Arsenal have been playing hardball, with Arsene Wenger saying on Thursday that he wants the issue resolved by Christmas, and you can understand why. You have to earn new contracts as a player, especially improved ones, and there is a strong case that Walcott hasn't done quite enough.
There is talk that Arsenal are offering £75,000 per week while Walcott is holding out for much more, but he isn't worth a six-figure weekly salary. Anyone who earns £100,000 a week needs to deliver cast-iron consistency. He probably doesn't even deserve £75,000, but that is what the football market dictates to be reasonable.
I can fully understand Arsenal's stance. I get the feeling that the last thing Walcott wants is to leave Arsenal and the club know that. So this talk of deadlines and possible departures could all be posturing and part of the negotiation process. I still think both parties will think there is a solution to come from this.
However, if it gets to Christmas and they are still some way apart in talks then Arsenal are going to have to sell him. If Wenger's deadline for a breakthrough has not been met then I think it makes very little sense holding onto him. You are better off moving on an unhappy player, even if he is a senior player. It is never ideal to sell in January but they might have to in order to avoid losing him for free in the summer.

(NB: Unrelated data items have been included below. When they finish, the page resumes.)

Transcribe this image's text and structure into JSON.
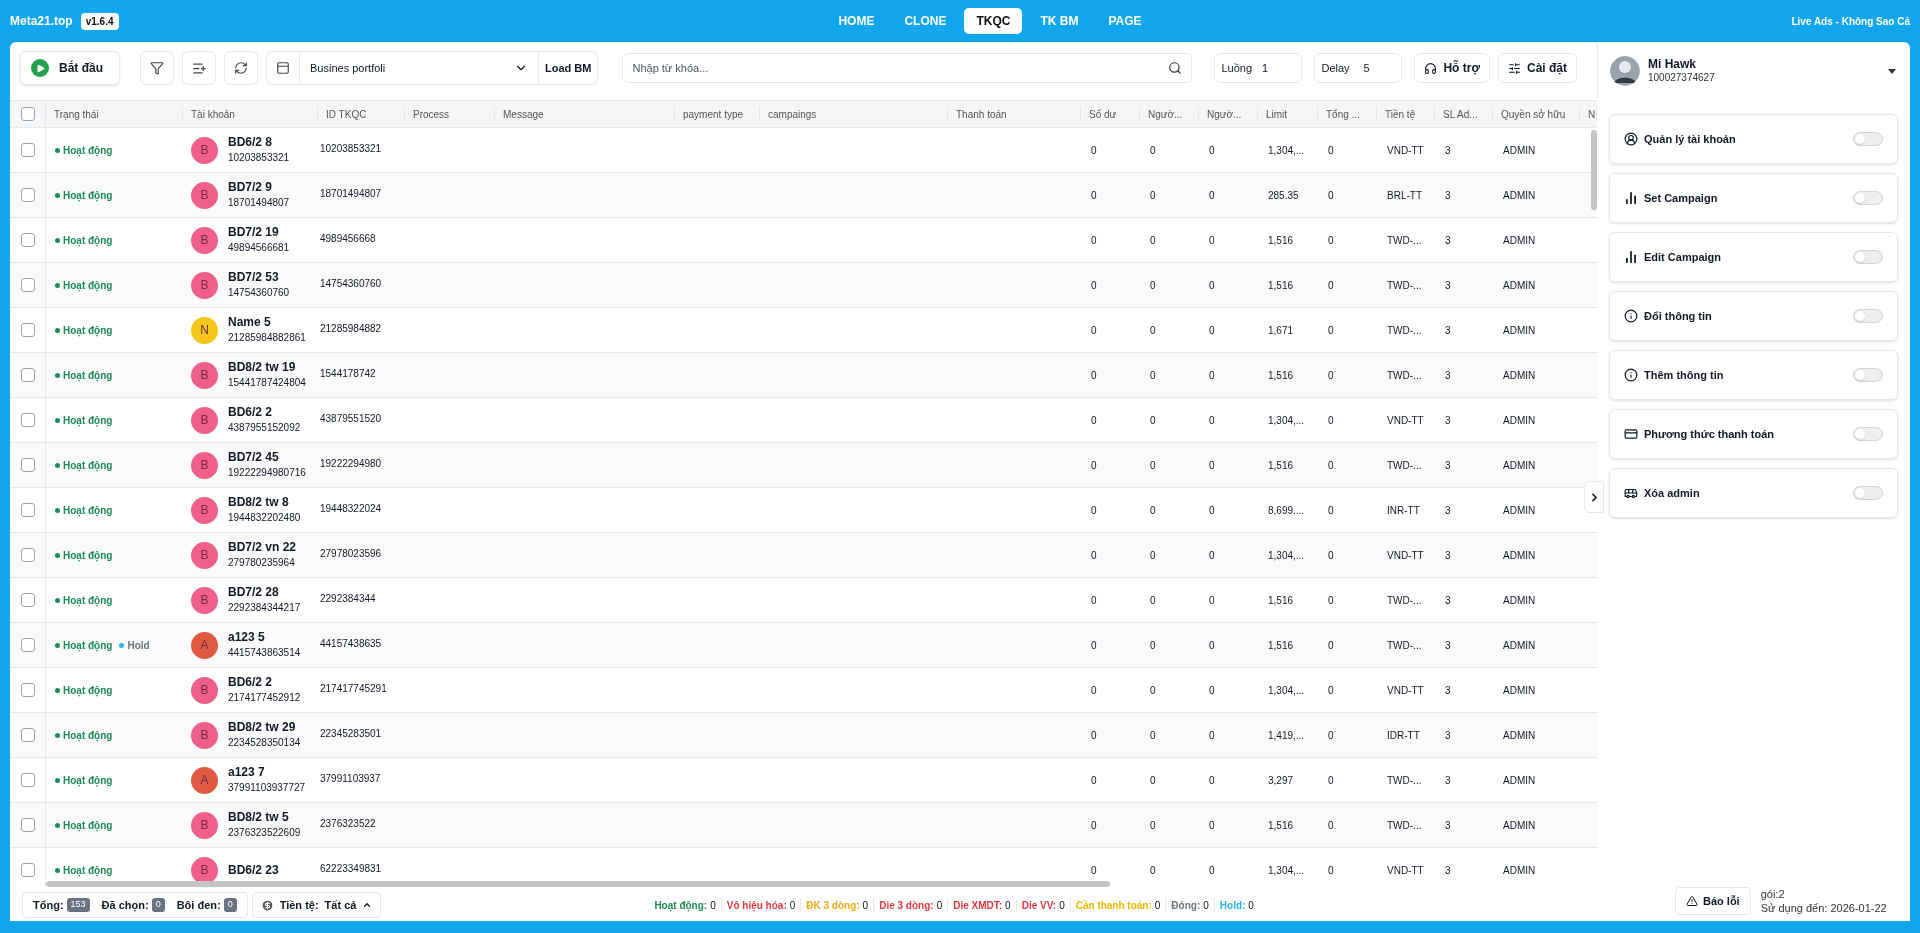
{
  "header": {
    "brand": "Meta21.top",
    "version": "v1.6.4",
    "tabs": [
      {
        "label": "HOME",
        "selected": false
      },
      {
        "label": "CLONE",
        "selected": false
      },
      {
        "label": "TKQC",
        "selected": true
      },
      {
        "label": "TK BM",
        "selected": false
      },
      {
        "label": "PAGE",
        "selected": false
      }
    ],
    "tagline": "Live Ads - Không Sao Cả"
  },
  "toolbar": {
    "start_label": "Bắt đầu",
    "portfolio_select": {
      "value": "Busines portfoli"
    },
    "load_bm_label": "Load BM",
    "search": {
      "placeholder": "Nhập từ khóa..."
    },
    "threads": {
      "label": "Luồng",
      "value": "1"
    },
    "delay": {
      "label": "Delay",
      "value": "5"
    },
    "support_label": "Hỗ trợ",
    "settings_label": "Cài đặt"
  },
  "user": {
    "name": "Mi Hawk",
    "id": "100027374627"
  },
  "table": {
    "select_all": {
      "checked": false
    },
    "columns": [
      "Trạng thái",
      "Tài khoản",
      "ID TKQC",
      "Process",
      "Message",
      "payment type",
      "campaings",
      "Thanh toán",
      "Số dư",
      "Ngườ...",
      "Ngườ...",
      "Limit",
      "Tổng ...",
      "Tiền tệ",
      "SL Ad...",
      "Quyền sở hữu",
      "N"
    ],
    "rows": [
      {
        "checked": false,
        "statuses": [
          {
            "text": "Hoạt động",
            "color": "#1e8a5a"
          }
        ],
        "avatar": {
          "letter": "B",
          "color": "#ee5f8a"
        },
        "name": "BD6/2 8",
        "sub_id": "10203853321",
        "ad_id": "10203853321",
        "values": [
          "0",
          "0",
          "0",
          "1,304,...",
          "0",
          "VND-TT",
          "3",
          "ADMIN"
        ]
      },
      {
        "checked": false,
        "statuses": [
          {
            "text": "Hoạt động",
            "color": "#1e8a5a"
          }
        ],
        "avatar": {
          "letter": "B",
          "color": "#ee5f8a"
        },
        "name": "BD7/2 9",
        "sub_id": "18701494807",
        "ad_id": "18701494807",
        "values": [
          "0",
          "0",
          "0",
          "285.35",
          "0",
          "BRL-TT",
          "3",
          "ADMIN"
        ]
      },
      {
        "checked": false,
        "statuses": [
          {
            "text": "Hoạt động",
            "color": "#1e8a5a"
          }
        ],
        "avatar": {
          "letter": "B",
          "color": "#ee5f8a"
        },
        "name": "BD7/2 19",
        "sub_id": "49894566681",
        "ad_id": "4989456668",
        "values": [
          "0",
          "0",
          "0",
          "1,516",
          "0",
          "TWD-...",
          "3",
          "ADMIN"
        ]
      },
      {
        "checked": false,
        "statuses": [
          {
            "text": "Hoạt động",
            "color": "#1e8a5a"
          }
        ],
        "avatar": {
          "letter": "B",
          "color": "#ee5f8a"
        },
        "name": "BD7/2 53",
        "sub_id": "14754360760",
        "ad_id": "14754360760",
        "values": [
          "0",
          "0",
          "0",
          "1,516",
          "0",
          "TWD-...",
          "3",
          "ADMIN"
        ]
      },
      {
        "checked": false,
        "statuses": [
          {
            "text": "Hoạt động",
            "color": "#1e8a5a"
          }
        ],
        "avatar": {
          "letter": "N",
          "color": "#f5c518"
        },
        "name": "Name 5",
        "sub_id": "21285984882861",
        "ad_id": "21285984882",
        "values": [
          "0",
          "0",
          "0",
          "1,671",
          "0",
          "TWD-...",
          "3",
          "ADMIN"
        ]
      },
      {
        "checked": false,
        "statuses": [
          {
            "text": "Hoạt động",
            "color": "#1e8a5a"
          }
        ],
        "avatar": {
          "letter": "B",
          "color": "#ee5f8a"
        },
        "name": "BD8/2 tw 19",
        "sub_id": "15441787424804",
        "ad_id": "1544178742",
        "values": [
          "0",
          "0",
          "0",
          "1,516",
          "0",
          "TWD-...",
          "3",
          "ADMIN"
        ]
      },
      {
        "checked": false,
        "statuses": [
          {
            "text": "Hoạt động",
            "color": "#1e8a5a"
          }
        ],
        "avatar": {
          "letter": "B",
          "color": "#ee5f8a"
        },
        "name": "BD6/2 2",
        "sub_id": "4387955152092",
        "ad_id": "43879551520",
        "values": [
          "0",
          "0",
          "0",
          "1,304,...",
          "0",
          "VND-TT",
          "3",
          "ADMIN"
        ]
      },
      {
        "checked": false,
        "statuses": [
          {
            "text": "Hoạt động",
            "color": "#1e8a5a"
          }
        ],
        "avatar": {
          "letter": "B",
          "color": "#ee5f8a"
        },
        "name": "BD7/2 45",
        "sub_id": "19222294980716",
        "ad_id": "19222294980",
        "values": [
          "0",
          "0",
          "0",
          "1,516",
          "0",
          "TWD-...",
          "3",
          "ADMIN"
        ]
      },
      {
        "checked": false,
        "statuses": [
          {
            "text": "Hoạt động",
            "color": "#1e8a5a"
          }
        ],
        "avatar": {
          "letter": "B",
          "color": "#ee5f8a"
        },
        "name": "BD8/2 tw 8",
        "sub_id": "1944832202480",
        "ad_id": "19448322024",
        "values": [
          "0",
          "0",
          "0",
          "8,699....",
          "0",
          "INR-TT",
          "3",
          "ADMIN"
        ]
      },
      {
        "checked": false,
        "statuses": [
          {
            "text": "Hoạt động",
            "color": "#1e8a5a"
          }
        ],
        "avatar": {
          "letter": "B",
          "color": "#ee5f8a"
        },
        "name": "BD7/2 vn 22",
        "sub_id": "279780235964",
        "ad_id": "27978023596",
        "values": [
          "0",
          "0",
          "0",
          "1,304,...",
          "0",
          "VND-TT",
          "3",
          "ADMIN"
        ]
      },
      {
        "checked": false,
        "statuses": [
          {
            "text": "Hoạt động",
            "color": "#1e8a5a"
          }
        ],
        "avatar": {
          "letter": "B",
          "color": "#ee5f8a"
        },
        "name": "BD7/2 28",
        "sub_id": "2292384344217",
        "ad_id": "2292384344",
        "values": [
          "0",
          "0",
          "0",
          "1,516",
          "0",
          "TWD-...",
          "3",
          "ADMIN"
        ]
      },
      {
        "checked": false,
        "statuses": [
          {
            "text": "Hoạt động",
            "color": "#1e8a5a"
          },
          {
            "text": "Hold",
            "color": "#22b8e6"
          }
        ],
        "avatar": {
          "letter": "A",
          "color": "#e05a42"
        },
        "name": "a123 5",
        "sub_id": "4415743863514",
        "ad_id": "44157438635",
        "values": [
          "0",
          "0",
          "0",
          "1,516",
          "0",
          "TWD-...",
          "3",
          "ADMIN"
        ]
      },
      {
        "checked": false,
        "statuses": [
          {
            "text": "Hoạt động",
            "color": "#1e8a5a"
          }
        ],
        "avatar": {
          "letter": "B",
          "color": "#ee5f8a"
        },
        "name": "BD6/2 2",
        "sub_id": "2174177452912",
        "ad_id": "217417745291",
        "values": [
          "0",
          "0",
          "0",
          "1,304,...",
          "0",
          "VND-TT",
          "3",
          "ADMIN"
        ]
      },
      {
        "checked": false,
        "statuses": [
          {
            "text": "Hoạt động",
            "color": "#1e8a5a"
          }
        ],
        "avatar": {
          "letter": "B",
          "color": "#ee5f8a"
        },
        "name": "BD8/2 tw 29",
        "sub_id": "2234528350134",
        "ad_id": "22345283501",
        "values": [
          "0",
          "0",
          "0",
          "1,419,...",
          "0",
          "IDR-TT",
          "3",
          "ADMIN"
        ]
      },
      {
        "checked": false,
        "statuses": [
          {
            "text": "Hoạt động",
            "color": "#1e8a5a"
          }
        ],
        "avatar": {
          "letter": "A",
          "color": "#e05a42"
        },
        "name": "a123 7",
        "sub_id": "37991103937727",
        "ad_id": "37991103937",
        "values": [
          "0",
          "0",
          "0",
          "3,297",
          "0",
          "TWD-...",
          "3",
          "ADMIN"
        ]
      },
      {
        "checked": false,
        "statuses": [
          {
            "text": "Hoạt động",
            "color": "#1e8a5a"
          }
        ],
        "avatar": {
          "letter": "B",
          "color": "#ee5f8a"
        },
        "name": "BD8/2 tw 5",
        "sub_id": "2376323522609",
        "ad_id": "2376323522",
        "values": [
          "0",
          "0",
          "0",
          "1,516",
          "0",
          "TWD-...",
          "3",
          "ADMIN"
        ]
      },
      {
        "checked": false,
        "statuses": [
          {
            "text": "Hoạt động",
            "color": "#1e8a5a"
          }
        ],
        "avatar": {
          "letter": "B",
          "color": "#ee5f8a"
        },
        "name": "BD6/2 23",
        "ad_id": "62223349831",
        "values": [
          "0",
          "0",
          "0",
          "1,304,...",
          "0",
          "VND-TT",
          "3",
          "ADMIN"
        ]
      }
    ]
  },
  "tools": [
    {
      "kind": "user",
      "label": "Quản lý tài khoản",
      "on": false
    },
    {
      "kind": "chart",
      "label": "Set Campaign",
      "on": false
    },
    {
      "kind": "chart",
      "label": "Edit Campaign",
      "on": false
    },
    {
      "kind": "info",
      "label": "Đổi thông tin",
      "on": false
    },
    {
      "kind": "info",
      "label": "Thêm thông tin",
      "on": false
    },
    {
      "kind": "card",
      "label": "Phương thức thanh toán",
      "on": false
    },
    {
      "kind": "bus",
      "label": "Xóa admin",
      "on": false
    }
  ],
  "footer": {
    "counts": [
      {
        "label": "Tổng:",
        "value": "153"
      },
      {
        "label": "Đã chọn:",
        "value": "0"
      },
      {
        "label": "Bôi đen:",
        "value": "0"
      }
    ],
    "currency": {
      "label": "Tiền tệ:",
      "value": "Tất cả"
    },
    "statuses": [
      {
        "label": "Hoạt động:",
        "value": "0",
        "color": "#1f8a55"
      },
      {
        "label": "Vô hiệu hóa:",
        "value": "0",
        "color": "#e0383e"
      },
      {
        "label": "ĐK 3 dòng:",
        "value": "0",
        "color": "#f0a814"
      },
      {
        "label": "Die 3 dòng:",
        "value": "0",
        "color": "#e0383e"
      },
      {
        "label": "Die XMDT:",
        "value": "0",
        "color": "#e0383e"
      },
      {
        "label": "Die VV:",
        "value": "0",
        "color": "#e0383e"
      },
      {
        "label": "Cần thanh toán:",
        "value": "0",
        "color": "#f0b400"
      },
      {
        "label": "Đóng:",
        "value": "0",
        "color": "#6b7280"
      },
      {
        "label": "Hold:",
        "value": "0",
        "color": "#22b8e6"
      }
    ],
    "report_label": "Báo lỗi",
    "plan": "gói:2",
    "expiry": "Sử dụng đến: 2026-01-22"
  }
}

While he combined well with Robin van Persie last season, Wenger has been waiting for Walcott to make that consistent breakthrough. At the moment he is a little bit up and down: he has spells where he has great games but then completely disappears.
Walcott's reply would presumably be that he isn't in his favoured role - 'put me up front and I'll show you what I can do consistently'. But Arsenal's 4-3-3 means the striker plays through the middle on their own. Is he strong enough? Is his hold-up play good enough? There are still real doubts.
That is not to say he doesn't have the right qualities to be a striker. His pace alone gives him an edge over opponents as he can get to loose balls before defenders. Look at the first goal against Reading: his pace got him clear and then opened up his body for a great little finish. He was calm, composed and got his side back in the game.
But there are things he doesn't see in the game. Chris Waddle's famous criticism of him had some truth to it. He stands and watches football sometimes when he should be moving and as such doesn't make the most of his pace. But when he is in full flow he is unplayable.
Walcott will eventually become a striker because his desire to move into a central position is so strong that he is apparently prepared to cut his ties with Arsenal if he does not get those assurances. If he does leave, then presumably he will demand to be treated as a striker at his next club.
There certainly won't be a shortage of sides willing to work with the raw talent that Walcott has. Manchester City have been mentioned as possible suitors but I think he will find the same frustrations there that he does at Arsenal.
Juventus is an interesting possibility. They play great football but don't score goals because they don't have a forward capable of scoring 20 a season. They also play in a 3-5-2 which would suit Walcott as it would give him someone to play off.
However, speculation linking him with Liverpool probably makes the most sense. They are desperately short of central strikers - Luis Suarez is the only one really, and you wouldn't even really class him as a central striker - so he would get plenty of playing time if he did go to Anfield.
But it is hard for any buying club who needs a striker to look at Walcott and make him their top target. We just haven't seen enough evidence that he can be consistently effective in the role. Arsenal aren't even sure about him, so how can a buying club be? It would be a big gamble for £100,000 per week.